For other buyers — like hyperscalers — speed, resilience, and uptime matter more than the marginal price per MWh. Microsoft is reportedly paying 12 cents/kWh for firm, 24/7 nuclear power from Constellation. Why? Because delay costs more than price.

Some developers are flipping the model. Instead of selling electrons, they are selling a modular energy system or micro-reactor unit with optionality.


Takeaway: Know your buyer. Beyond clean energy, pitch uptime, independence, and strategic value. Flexible business models unlock new buyers.

5. WHAT BUYERS ACTUALLY CARE ABOUT

If you want to sell nuclear, skip the buzzwords. Buyers — especially utilities and data center operators — care about the following:

  • LCOE realism: What is the true cost of delivered power over 40 years — including O&M, refueling, waste, and decommissioning?
  • Schedule certainty: Commercial Operation Date (COD) must be fixed, credible, and enforceable. Delays kill deals.
  • Capital stack clarity: Where’s the equity? The debt? Is the DOE backing it? Are tax credits structured in?
  • Permitting and siting: What’s your plan to get through local, state, and NRC approval? Is the community onboard?
  • Operational model: Who’s owning and running this for the next 50 years? Do they have experience?
  • Risk-sharing: What if you’re late? What if the tech underperforms? Contracts need contingencies.

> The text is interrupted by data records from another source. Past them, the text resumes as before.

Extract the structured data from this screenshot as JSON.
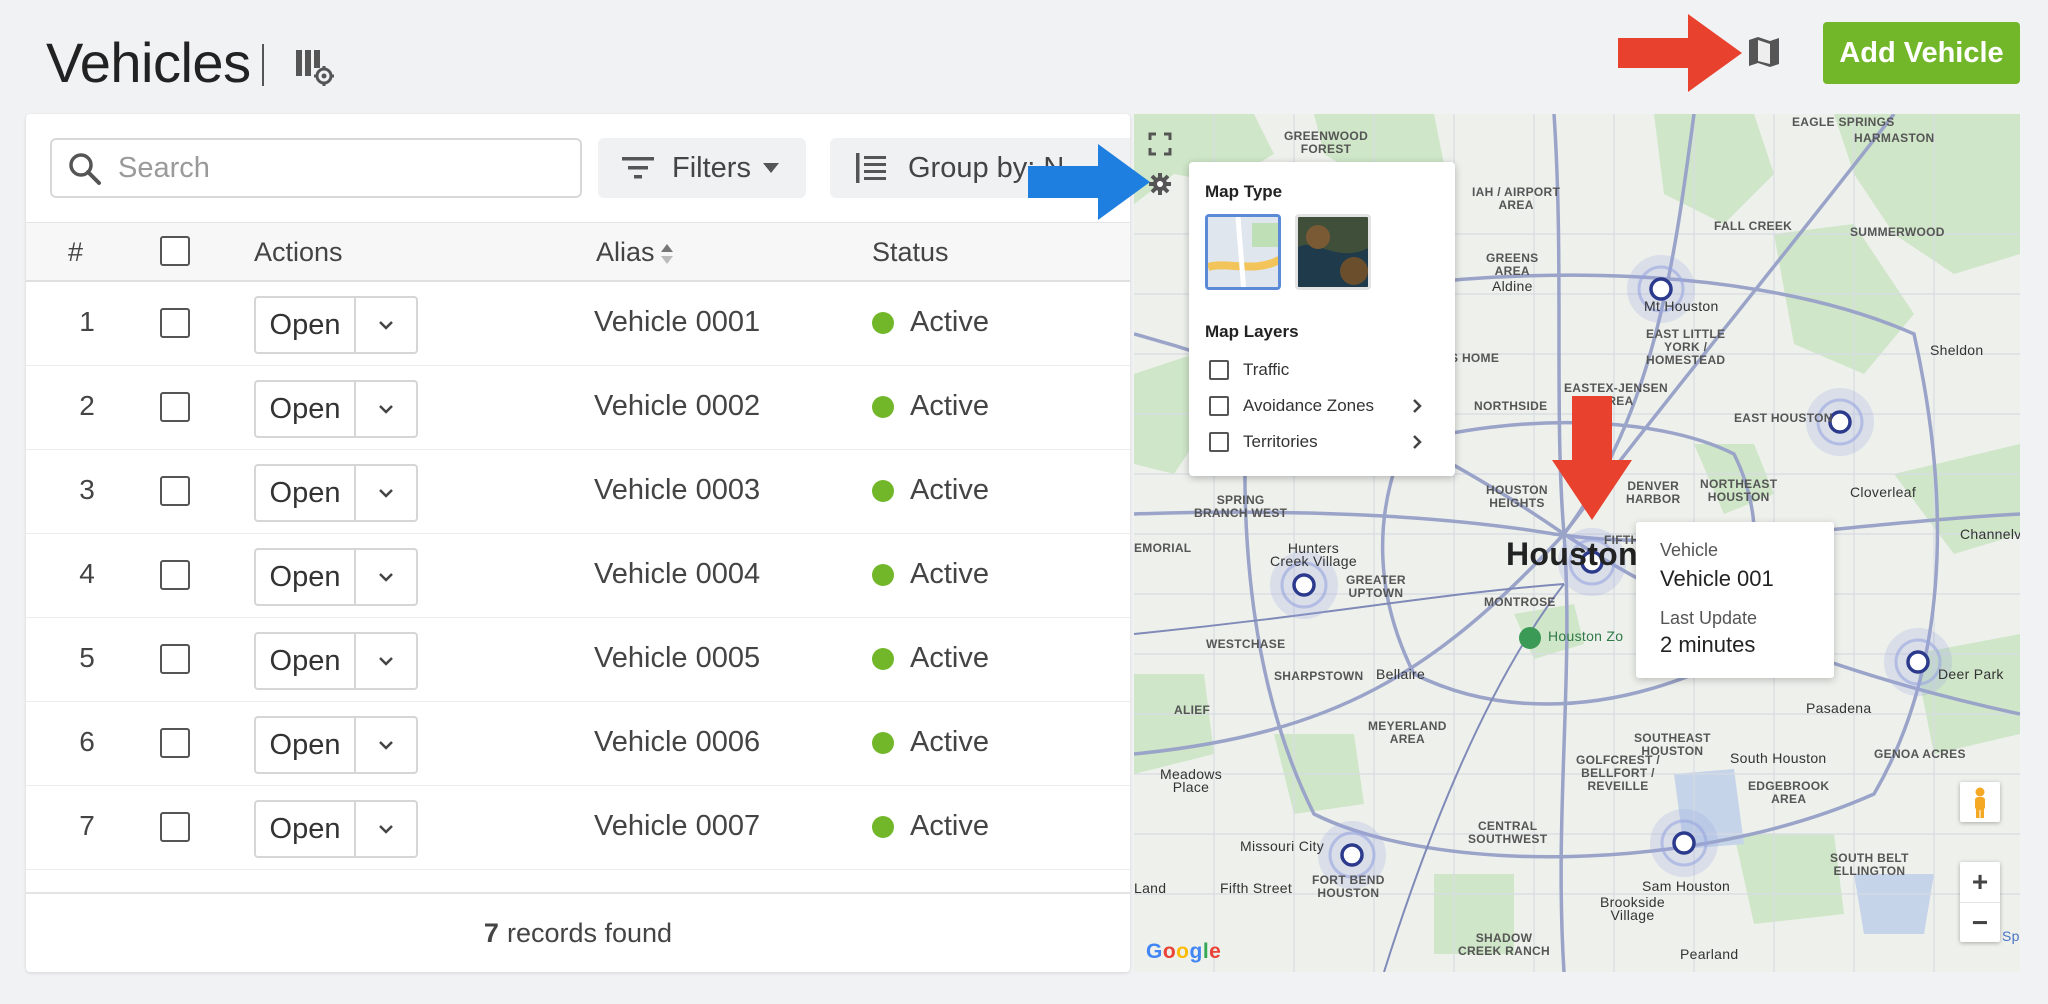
{
  "header": {
    "title": "Vehicles",
    "add_button_label": "Add Vehicle",
    "icons": [
      "table-settings-icon",
      "map-icon"
    ]
  },
  "toolbar": {
    "search_placeholder": "Search",
    "filters_label": "Filters",
    "group_by_label": "Group by: N"
  },
  "table": {
    "columns": [
      "#",
      "Actions",
      "Alias",
      "Status"
    ],
    "rows": [
      {
        "num": "1",
        "action": "Open",
        "alias": "Vehicle 0001",
        "status": "Active"
      },
      {
        "num": "2",
        "action": "Open",
        "alias": "Vehicle 0002",
        "status": "Active"
      },
      {
        "num": "3",
        "action": "Open",
        "alias": "Vehicle 0003",
        "status": "Active"
      },
      {
        "num": "4",
        "action": "Open",
        "alias": "Vehicle 0004",
        "status": "Active"
      },
      {
        "num": "5",
        "action": "Open",
        "alias": "Vehicle 0005",
        "status": "Active"
      },
      {
        "num": "6",
        "action": "Open",
        "alias": "Vehicle 0006",
        "status": "Active"
      },
      {
        "num": "7",
        "action": "Open",
        "alias": "Vehicle 0007",
        "status": "Active"
      }
    ],
    "footer_count": "7",
    "footer_text": "records found"
  },
  "map": {
    "settings": {
      "map_type_heading": "Map Type",
      "map_layers_heading": "Map Layers",
      "layers": [
        "Traffic",
        "Avoidance Zones",
        "Territories"
      ]
    },
    "info_popup": {
      "vehicle_label": "Vehicle",
      "vehicle_value": "Vehicle 001",
      "update_label": "Last Update",
      "update_value": "2 minutes"
    },
    "labels": {
      "greenwood": "GREENWOOD\nFOREST",
      "eagle_springs": "EAGLE SPRINGS",
      "harmaston": "HARMASTON",
      "iah": "IAH / AIRPORT\nAREA",
      "greens": "GREENS\nAREA",
      "fall_creek": "FALL CREEK",
      "summerwood": "SUMMERWOOD",
      "aldine": "Aldine",
      "mt_houston": "Mt Houston",
      "east_little_york": "EAST LITTLE\nYORK /\nHOMESTEAD",
      "sheldon": "Sheldon",
      "s_home": "S HOME",
      "eastex": "EASTEX-JENSEN\nAREA",
      "northside": "NORTHSIDE",
      "east_houston": "EAST HOUSTON",
      "houston_heights": "HOUSTON\nHEIGHTS",
      "denver_harbor": "DENVER\nHARBOR",
      "northeast_houston": "NORTHEAST\nHOUSTON",
      "cloverleaf": "Cloverleaf",
      "spring_west": "SPRING\nBRANCH WEST",
      "houston": "Houston",
      "fifth": "FIFTH",
      "hunters_creek": "Hunters\nCreek Village",
      "greater_uptown": "GREATER\nUPTOWN",
      "memorial": "EMORIAL",
      "montrose": "MONTROSE",
      "channelview": "Channelv",
      "houston_zoo": "Houston Zo",
      "westchase": "WESTCHASE",
      "sharpstown": "SHARPSTOWN",
      "bellaire": "Bellaire",
      "deer_park": "Deer Park",
      "alief": "ALIEF",
      "pasadena": "Pasadena",
      "meyerland": "MEYERLAND\nAREA",
      "south_houston": "South Houston",
      "golfcrest": "GOLFCREST /\nBELLFORT /\nREVEILLE",
      "southeast_houston": "SOUTHEAST\nHOUSTON",
      "meadows_place": "Meadows\nPlace",
      "central_southwest": "CENTRAL\nSOUTHWEST",
      "edgebrook": "EDGEBROOK\nAREA",
      "genoa": "GENOA ACRES",
      "missouri_city": "Missouri City",
      "fort_bend": "FORT BEND\nHOUSTON",
      "south_belt": "SOUTH BELT\nELLINGTON",
      "sam_houston": "Sam Houston",
      "land": "Land",
      "fifth_street": "Fifth Street",
      "brookside": "Brookside\nVillage",
      "shadow_creek": "SHADOW\nCREEK RANCH",
      "pearland": "Pearland",
      "sp": "Sp"
    },
    "google_logo": "Google"
  },
  "colors": {
    "accent_green": "#72b72a",
    "arrow_red": "#e8422f",
    "arrow_blue": "#1e7fe0",
    "marker": "#2b3a8c"
  }
}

If you can answer these questions with confidence, you’re in business. If you can’t, you’re not ready.


Takeaway: The buyer is your customer but also your partner. Treat them like investors. Build trust with clear answers and shared incentives.

FINAL WORD

This isn’t a science experiment anymore. It’s a procurement process.

Nuclear must earn its place in the real world, going beyond elegant physics to operational discipline, contracting acumen, and an unshakable bias toward execution.

We don’t need more whitepapers. We need reactors online.

Less vision, more builders. Let’s get to work.

AV’s EVP of Office of Investments Jin Kim (left) and Partner Pete Mathias (right) with portfolio company CEOs (from left to right): Matt Loszak. Aalo Atomics; Brian Berzin, Thea Energy; and Greg Piefer, Shine Technologies.
AV’s Senior Associate Drew Wandzilak with Newlab’s Senior Director Prad Parthiban at HQ of Radiant Nuclear (AV portfolio company).